I get the error message "Unknown dwood3rc string parameter"

This error message indicates either one of two things:
  • The relevant parameter is misspelled. For example, if one has a line like this in their dwood3rc file: 
    bind_adress = "127.0.0.1"
    This error message will appear. To fix it, correct the spelling of the variable name: 
    bind_address = "127.0.0.1"
  • The relevant parameter is a numeric parameter, but has quotes around it. For example, the following line will trigger this error message: 
    filter_rfc1918 = "0"
    To correct this, remove the quotes around the number: 
    filter_rfc1918 = 0
For the record, all dwood3rc parameters except the following are numeric parameters:
  • bind_address
  • cache_file
  • chroot_dir
  • ip_blacklist
  • ipv4_bind_addresses
  • random_seed_file
  • recursive_acl
  • root_servers
  • upstream_servers

Internal IPs (198.168.x.x, 10.x.x.x, 172.16.x.x, 127.x.x.x) do not resolve in Deadwood

The reason Deadwood has this behavior is to protect users from certain DNS attacks.
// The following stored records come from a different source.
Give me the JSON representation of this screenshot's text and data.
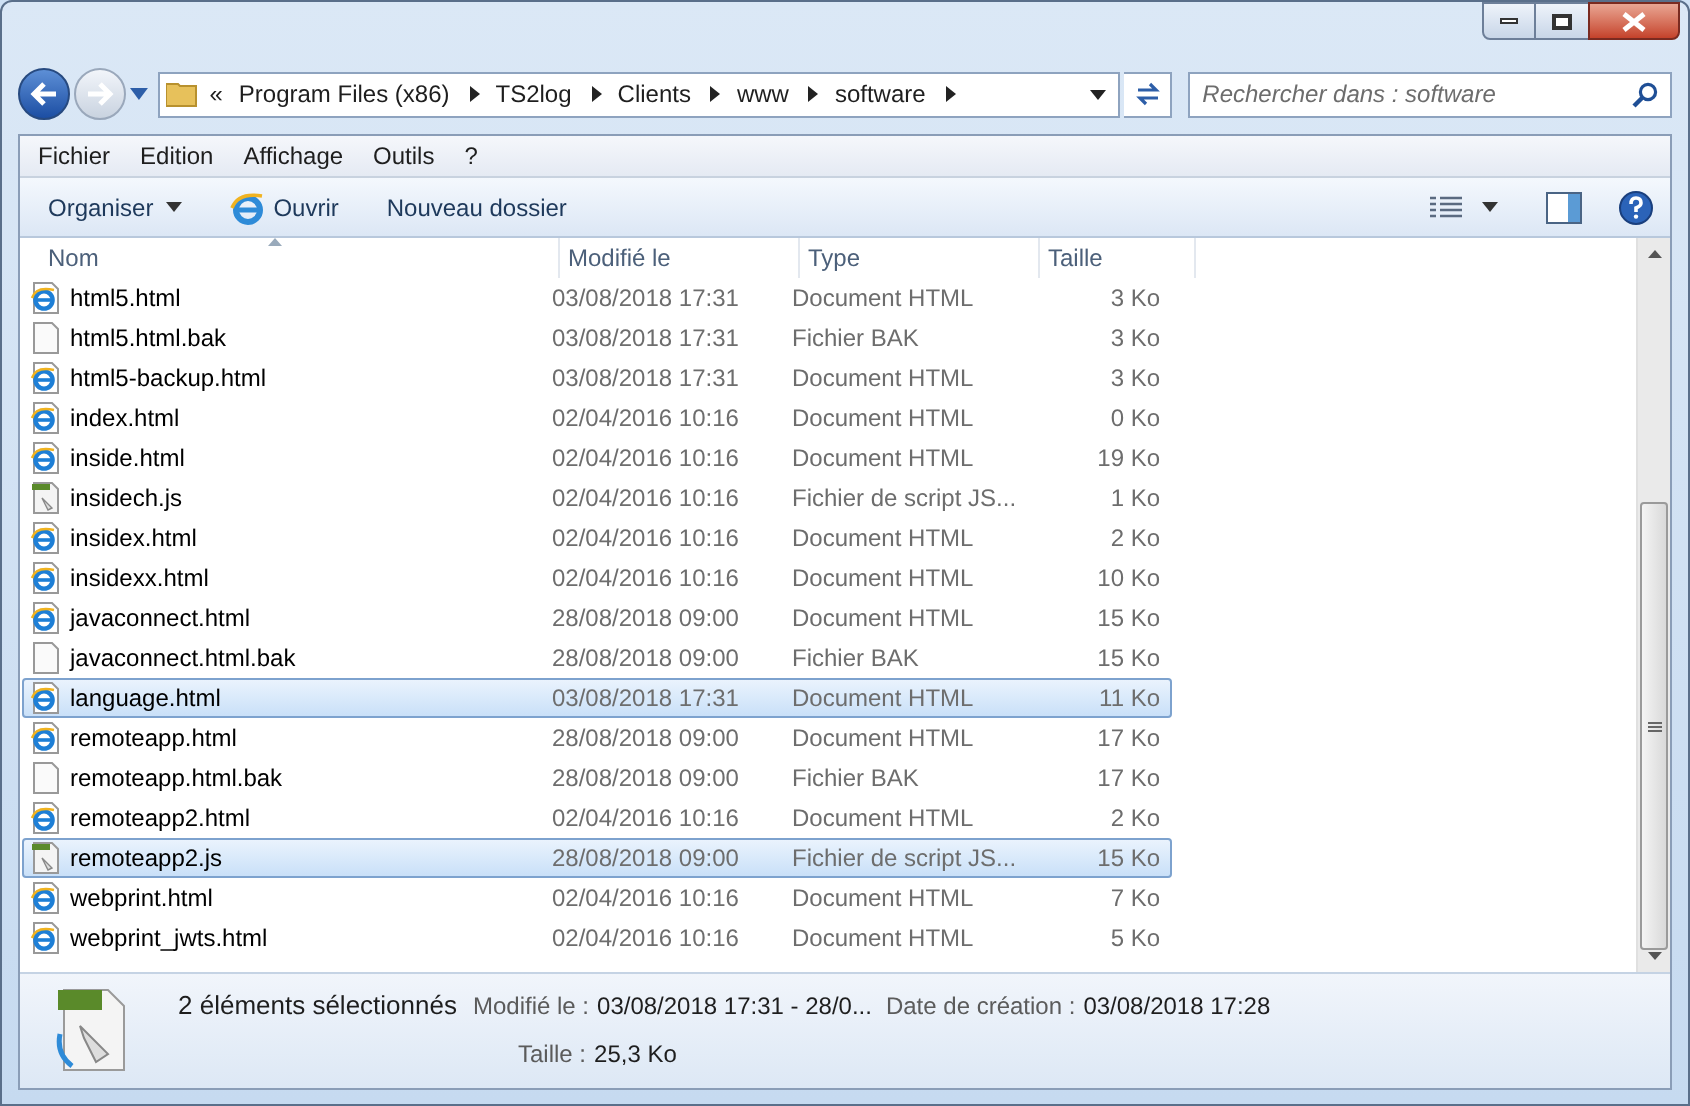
{
  "address_bar": {
    "overflow": "«",
    "crumbs": [
      "Program Files (x86)",
      "TS2log",
      "Clients",
      "www",
      "software"
    ]
  },
  "search": {
    "placeholder": "Rechercher dans : software"
  },
  "menu": [
    "Fichier",
    "Edition",
    "Affichage",
    "Outils",
    "?"
  ],
  "toolbar": {
    "organize": "Organiser",
    "open": "Ouvrir",
    "new_folder": "Nouveau dossier"
  },
  "columns": [
    "Nom",
    "Modifié le",
    "Type",
    "Taille"
  ],
  "files": [
    {
      "kind": "html",
      "name": "html5.html",
      "modified": "03/08/2018 17:31",
      "type": "Document HTML",
      "size": "3 Ko",
      "selected": false
    },
    {
      "kind": "bak",
      "name": "html5.html.bak",
      "modified": "03/08/2018 17:31",
      "type": "Fichier BAK",
      "size": "3 Ko",
      "selected": false
    },
    {
      "kind": "html",
      "name": "html5-backup.html",
      "modified": "03/08/2018 17:31",
      "type": "Document HTML",
      "size": "3 Ko",
      "selected": false
    },
    {
      "kind": "html",
      "name": "index.html",
      "modified": "02/04/2016 10:16",
      "type": "Document HTML",
      "size": "0 Ko",
      "selected": false
    },
    {
      "kind": "html",
      "name": "inside.html",
      "modified": "02/04/2016 10:16",
      "type": "Document HTML",
      "size": "19 Ko",
      "selected": false
    },
    {
      "kind": "js",
      "name": "insidech.js",
      "modified": "02/04/2016 10:16",
      "type": "Fichier de script JS...",
      "size": "1 Ko",
      "selected": false
    },
    {
      "kind": "html",
      "name": "insidex.html",
      "modified": "02/04/2016 10:16",
      "type": "Document HTML",
      "size": "2 Ko",
      "selected": false
    },
    {
      "kind": "html",
      "name": "insidexx.html",
      "modified": "02/04/2016 10:16",
      "type": "Document HTML",
      "size": "10 Ko",
      "selected": false
    },
    {
      "kind": "html",
      "name": "javaconnect.html",
      "modified": "28/08/2018 09:00",
      "type": "Document HTML",
      "size": "15 Ko",
      "selected": false
    },
    {
      "kind": "bak",
      "name": "javaconnect.html.bak",
      "modified": "28/08/2018 09:00",
      "type": "Fichier BAK",
      "size": "15 Ko",
      "selected": false
    },
    {
      "kind": "html",
      "name": "language.html",
      "modified": "03/08/2018 17:31",
      "type": "Document HTML",
      "size": "11 Ko",
      "selected": true
    },
    {
      "kind": "html",
      "name": "remoteapp.html",
      "modified": "28/08/2018 09:00",
      "type": "Document HTML",
      "size": "17 Ko",
      "selected": false
    },
    {
      "kind": "bak",
      "name": "remoteapp.html.bak",
      "modified": "28/08/2018 09:00",
      "type": "Fichier BAK",
      "size": "17 Ko",
      "selected": false
    },
    {
      "kind": "html",
      "name": "remoteapp2.html",
      "modified": "02/04/2016 10:16",
      "type": "Document HTML",
      "size": "2 Ko",
      "selected": false
    },
    {
      "kind": "js",
      "name": "remoteapp2.js",
      "modified": "28/08/2018 09:00",
      "type": "Fichier de script JS...",
      "size": "15 Ko",
      "selected": true
    },
    {
      "kind": "html",
      "name": "webprint.html",
      "modified": "02/04/2016 10:16",
      "type": "Document HTML",
      "size": "7 Ko",
      "selected": false
    },
    {
      "kind": "html",
      "name": "webprint_jwts.html",
      "modified": "02/04/2016 10:16",
      "type": "Document HTML",
      "size": "5 Ko",
      "selected": false
    }
  ],
  "details": {
    "count": "2 éléments sélectionnés",
    "fields": [
      {
        "label": "Modifié le :",
        "value": "03/08/2018 17:31 - 28/0..."
      },
      {
        "label": "Date de création :",
        "value": "03/08/2018 17:28"
      },
      {
        "label": "Taille :",
        "value": "25,3 Ko"
      }
    ]
  }
}
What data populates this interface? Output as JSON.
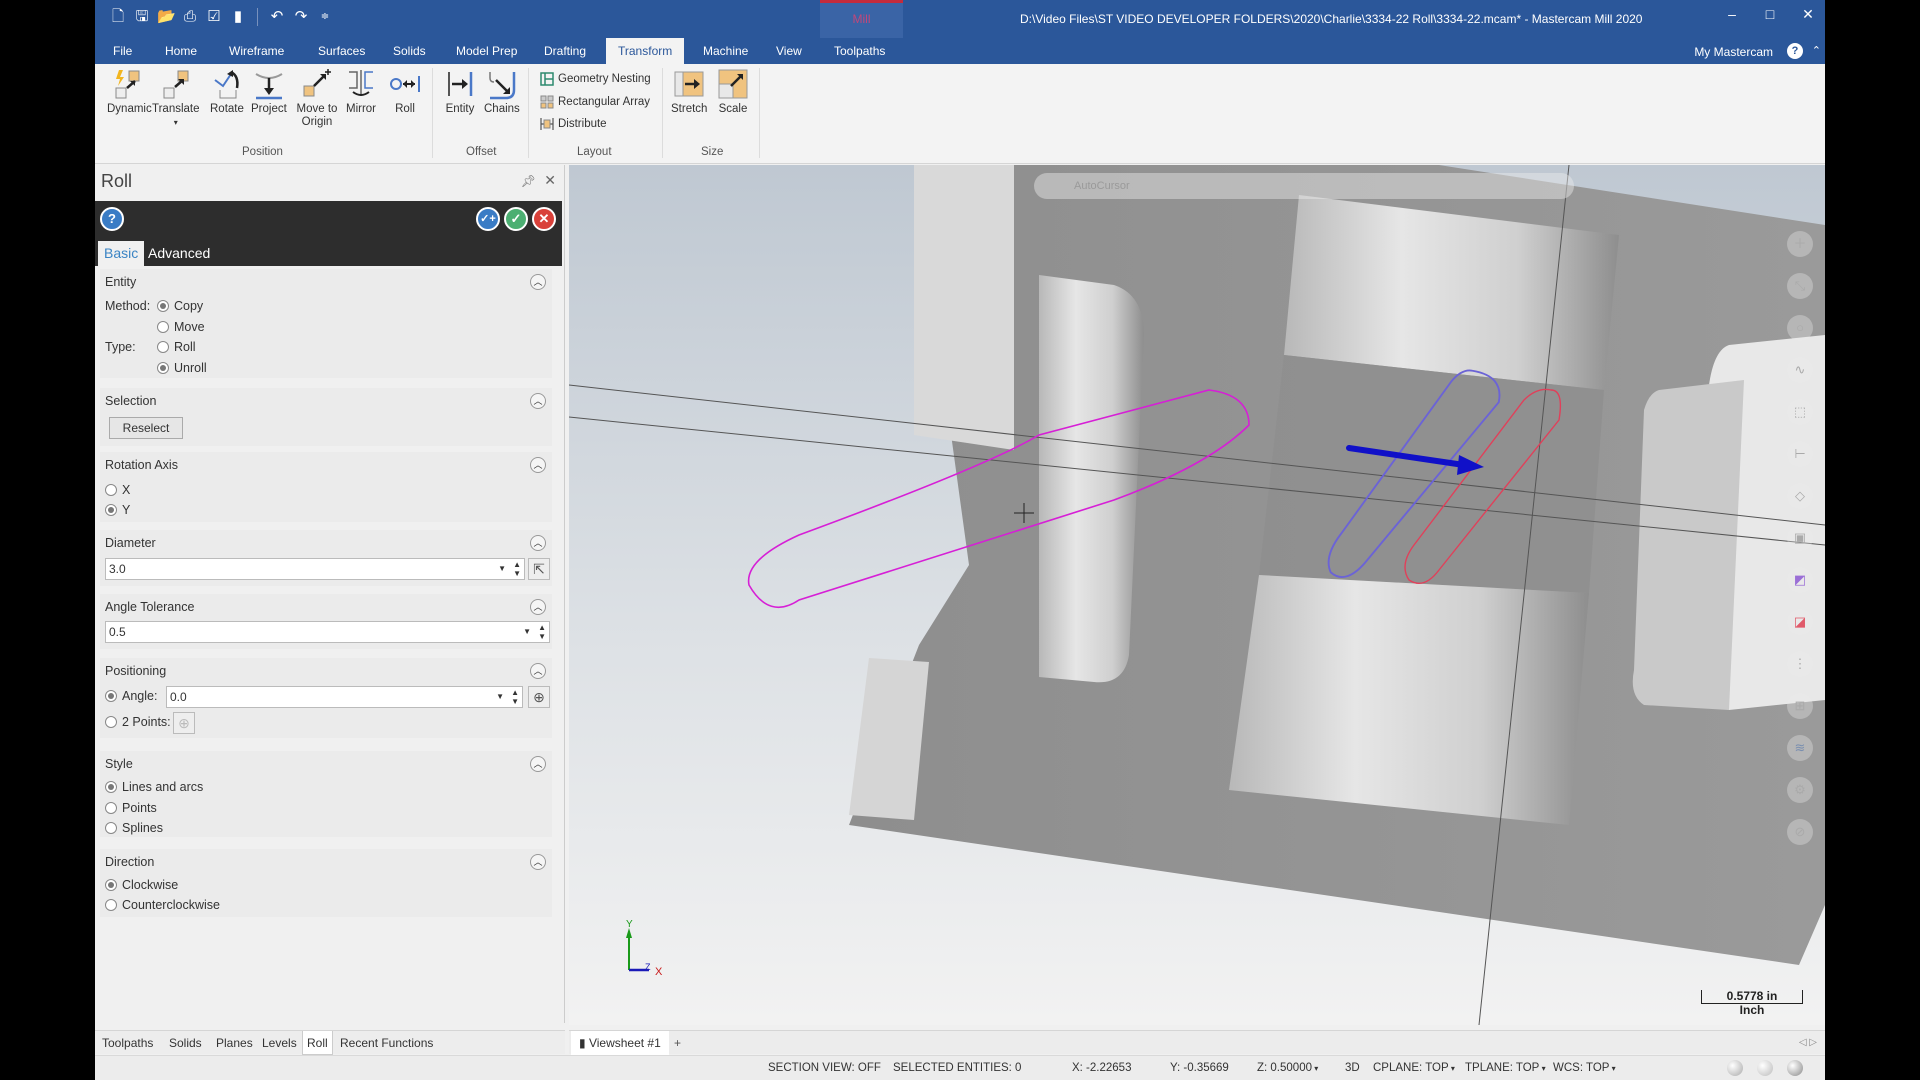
{
  "window": {
    "title": "D:\\Video Files\\ST VIDEO DEVELOPER FOLDERS\\2020\\Charlie\\3334-22 Roll\\3334-22.mcam* - Mastercam Mill 2020",
    "context_tab": "Mill",
    "controls": {
      "minimize": "–",
      "maximize": "□",
      "close": "✕"
    }
  },
  "quick_access": [
    "new-file",
    "save",
    "open",
    "print",
    "save-as",
    "merge",
    "undo",
    "redo",
    "customize"
  ],
  "ribbon": {
    "tabs": [
      "File",
      "Home",
      "Wireframe",
      "Surfaces",
      "Solids",
      "Model Prep",
      "Drafting",
      "Transform",
      "Machine",
      "View",
      "Toolpaths"
    ],
    "active_tab": "Transform",
    "account_label": "My Mastercam",
    "help_glyph": "?",
    "groups": {
      "position": {
        "label": "Position",
        "buttons": [
          "Dynamic",
          "Translate",
          "Rotate",
          "Project",
          "Move to Origin",
          "Mirror",
          "Roll"
        ]
      },
      "offset": {
        "label": "Offset",
        "buttons": [
          "Entity",
          "Chains"
        ]
      },
      "layout": {
        "label": "Layout",
        "items": [
          "Geometry Nesting",
          "Rectangular Array",
          "Distribute"
        ]
      },
      "size": {
        "label": "Size",
        "buttons": [
          "Stretch",
          "Scale"
        ]
      }
    }
  },
  "panel": {
    "title": "Roll",
    "tabs": [
      "Basic",
      "Advanced"
    ],
    "active_tab": "Basic",
    "sections": {
      "entity": {
        "title": "Entity",
        "method_label": "Method:",
        "method_options": [
          "Copy",
          "Move"
        ],
        "method_selected": "Copy",
        "type_label": "Type:",
        "type_options": [
          "Roll",
          "Unroll"
        ],
        "type_selected": "Unroll"
      },
      "selection": {
        "title": "Selection",
        "reselect_label": "Reselect"
      },
      "rotation_axis": {
        "title": "Rotation Axis",
        "options": [
          "X",
          "Y"
        ],
        "selected": "Y"
      },
      "diameter": {
        "title": "Diameter",
        "value": "3.0"
      },
      "angle_tolerance": {
        "title": "Angle Tolerance",
        "value": "0.5"
      },
      "positioning": {
        "title": "Positioning",
        "angle_label": "Angle:",
        "angle_value": "0.0",
        "two_points_label": "2 Points:",
        "selected": "Angle"
      },
      "style": {
        "title": "Style",
        "options": [
          "Lines and arcs",
          "Points",
          "Splines"
        ],
        "selected": "Lines and arcs"
      },
      "direction": {
        "title": "Direction",
        "options": [
          "Clockwise",
          "Counterclockwise"
        ],
        "selected": "Clockwise"
      }
    },
    "bottom_tabs": [
      "Toolpaths",
      "Solids",
      "Planes",
      "Levels",
      "Roll",
      "Recent Functions"
    ],
    "active_bottom_tab": "Roll"
  },
  "viewport": {
    "autocursor_label": "AutoCursor",
    "scale": {
      "value": "0.5778 in",
      "unit": "Inch"
    },
    "gnomon": {
      "y": "Y",
      "z": "Z",
      "x": "X"
    },
    "curve_colors": {
      "unrolled": "#d61fd6",
      "original_blue": "#6b63d6",
      "original_red": "#e0405a",
      "arrow": "#1010c8"
    },
    "side_tools": [
      "crosshair",
      "line-endpoints",
      "circle",
      "spline",
      "view-cube",
      "dimension",
      "surface",
      "solid",
      "level-purple",
      "level-red",
      "attributes",
      "planes",
      "layers",
      "settings",
      "cancel"
    ]
  },
  "viewsheet": {
    "tab_label": "Viewsheet #1",
    "add_label": "+",
    "nav": "◁ ▷"
  },
  "status": {
    "section_view": "SECTION VIEW: OFF",
    "selected_entities": "SELECTED ENTITIES: 0",
    "x": "X:  -2.22653",
    "y": "Y:  -0.35669",
    "z": "Z:  0.50000",
    "mode": "3D",
    "cplane": "CPLANE: TOP",
    "tplane": "TPLANE: TOP",
    "wcs": "WCS: TOP"
  }
}
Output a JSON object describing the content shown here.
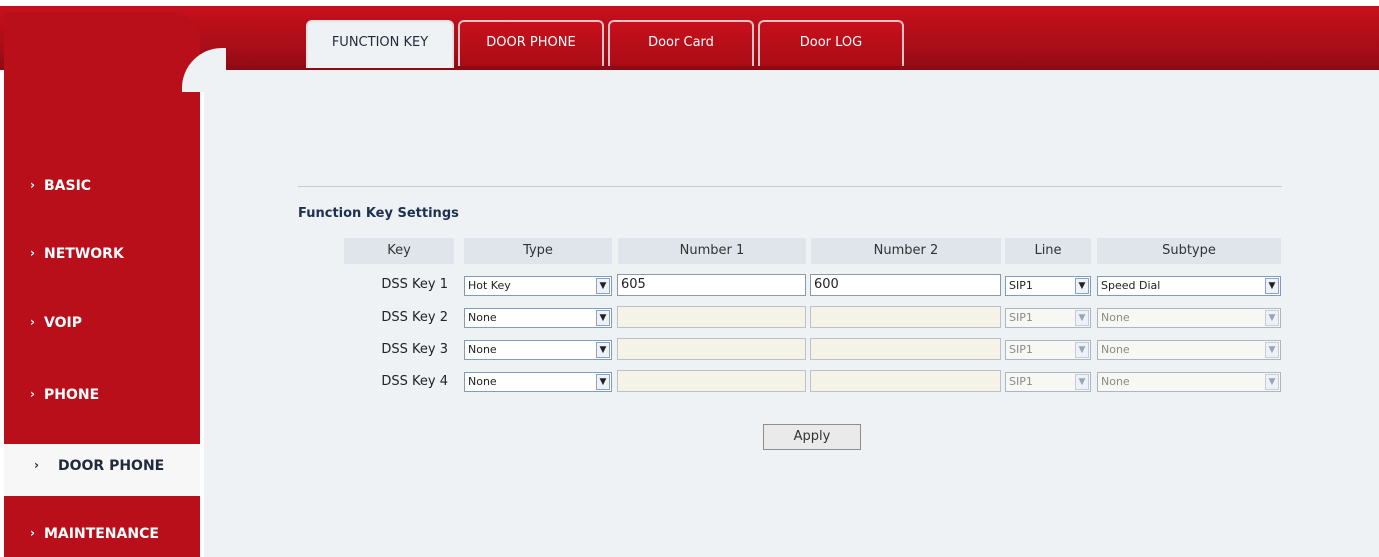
{
  "tabs": [
    {
      "label": "FUNCTION KEY",
      "active": true
    },
    {
      "label": "DOOR PHONE",
      "active": false
    },
    {
      "label": "Door Card",
      "active": false
    },
    {
      "label": "Door LOG",
      "active": false
    }
  ],
  "sidebar": {
    "items": [
      {
        "label": "BASIC",
        "active": false
      },
      {
        "label": "NETWORK",
        "active": false
      },
      {
        "label": "VOIP",
        "active": false
      },
      {
        "label": "PHONE",
        "active": false
      },
      {
        "label": "DOOR PHONE",
        "active": true
      },
      {
        "label": "MAINTENANCE",
        "active": false
      }
    ],
    "chevron": "›"
  },
  "section_title": "Function Key Settings",
  "table": {
    "headers": [
      "Key",
      "Type",
      "Number 1",
      "Number 2",
      "Line",
      "Subtype"
    ],
    "rows": [
      {
        "key": "DSS Key 1",
        "type": "Hot Key",
        "number1": "605",
        "number2": "600",
        "line": "SIP1",
        "subtype": "Speed Dial"
      },
      {
        "key": "DSS Key 2",
        "type": "None",
        "number1": "",
        "number2": "",
        "line": "SIP1",
        "subtype": "None"
      },
      {
        "key": "DSS Key 3",
        "type": "None",
        "number1": "",
        "number2": "",
        "line": "SIP1",
        "subtype": "None"
      },
      {
        "key": "DSS Key 4",
        "type": "None",
        "number1": "",
        "number2": "",
        "line": "SIP1",
        "subtype": "None"
      }
    ]
  },
  "apply_label": "Apply",
  "colors": {
    "brand_red": "#b90f1a",
    "panel_bg": "#eef2f4"
  }
}
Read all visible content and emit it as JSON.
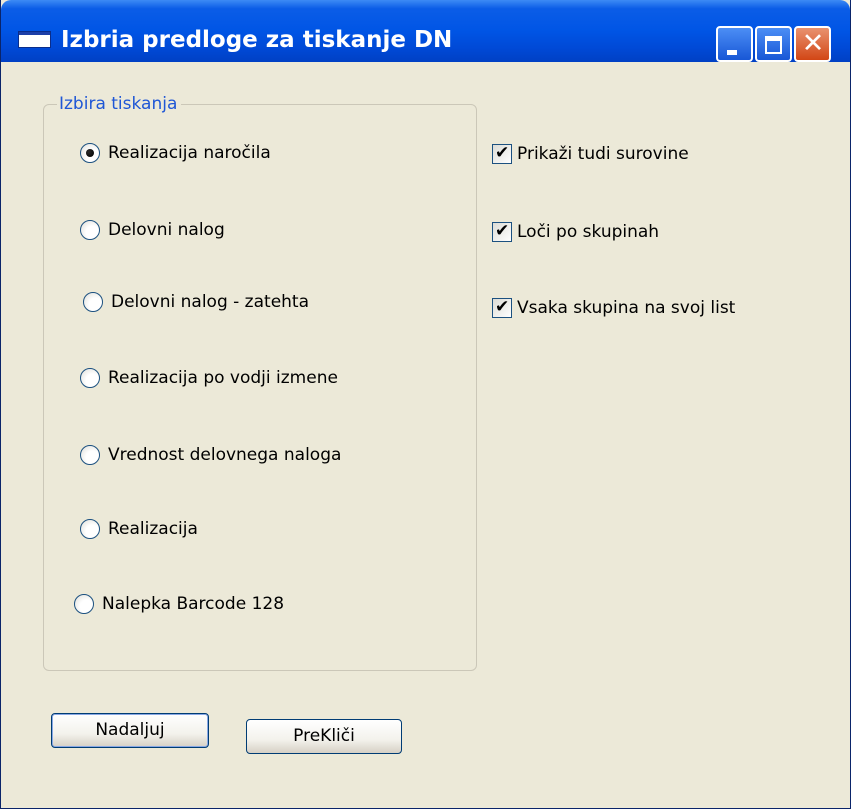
{
  "window": {
    "title": "Izbria predloge za tiskanje DN",
    "controls": {
      "minimize_icon": "minimize-icon",
      "maximize_icon": "maximize-icon",
      "close_icon": "close-icon",
      "close_glyph": "✕"
    }
  },
  "group": {
    "legend": "Izbira tiskanja",
    "options": [
      {
        "label": "Realizacija naročila",
        "selected": true
      },
      {
        "label": "Delovni nalog",
        "selected": false
      },
      {
        "label": "Delovni nalog - zatehta",
        "selected": false
      },
      {
        "label": "Realizacija po vodji izmene",
        "selected": false
      },
      {
        "label": "Vrednost delovnega naloga",
        "selected": false
      },
      {
        "label": "Realizacija",
        "selected": false
      },
      {
        "label": "Nalepka Barcode 128",
        "selected": false
      }
    ]
  },
  "checkboxes": [
    {
      "label": "Prikaži tudi surovine",
      "checked": true
    },
    {
      "label": "Loči po skupinah",
      "checked": true
    },
    {
      "label": "Vsaka skupina na svoj list",
      "checked": true
    }
  ],
  "check_glyph": "✔",
  "buttons": {
    "continue_label": "Nadaljuj",
    "cancel_label": "PreKliči"
  },
  "colors": {
    "titlebar": "#0055e5",
    "window_bg": "#ece9d8",
    "legend_text": "#1f57d6",
    "close_button": "#d24615"
  }
}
To disable this behavior, so that Deadwood can resolve internal and other non-routable IPs, add this line to the Dwood3rc file: 

filter_rfc1918 = 0
Newer versions of Deadwood output the log message "IP blocked. Check filter_rfc1918 or ip_blacklist to allow IP" when an IP is blocked and verbose_level is 10 or higher.

Note that some routers filter DNS packets with non-routable IPs. Dave Owens, for example, had this problem.

I get the error message "Uninitialized dictionary variable"

When setting either upstream_servers or root_servers, be sure to precede it with a line like this: 
upstream_servers = {}
or 
root_servers = {}
For example, if a line like this causes the uninitialized dictionary variable error: 
upstream_servers["."]="8.8.8.8, 8.8.4.4"
Add a line so it looks like this: 
upstream_servers = {}
upstream_servers["."]="8.8.8.8, 8.8.4.4"

I don’t use IPv6, and Deadwood is really slow

Some *NIX applications and libraries try and make an IPv6 connection before making an IPv4 connection. If one is not on an IPv6 network and connections are unusually slow, try adding this to the dwood3rc file to speed things up: 
reject_aaaa = 1

I’m using Deadwood, and incoming connections are slow

Another speed up with some connections is to disable reverse DNS (IP to name) lookups: 
reject_ptr = 1
Most often, reverse DNS lookups slow down incoming connections (for example, a broken reverse DNS lookup can have it take a minute to make a SSH connection).

How do you stop Deadwood from taking part in a distributed denial-of-service attack?

While I do not have time to implement rate limiting, CentOS 6 does support response rate limiting at the firewall level. The following iptables commands allow a given IP to only send MaraDNS/Deadwood 20 DNS queries every four seconds:

iptables -A INPUT -p udp --dport 53 -m state --state NEW -m recent --set --name DDOS --rsource

iptables -A INPUT -p udp --dport 53 -m state --state NEW -m recent --update --seconds 4 --hitcount 20 --name DDOS --rsource -j DROP

To verify they are applied:

iptables --list

To save these commands in CentOS so they are applied at system boot time:

iptables-save > /etc/sysconfig/iptables

Disclaimer

These incantations work in CentOS 6 but may or may not work in other versions of Linux. I do not support non-CentOS6 Linux installs of MaraDNS.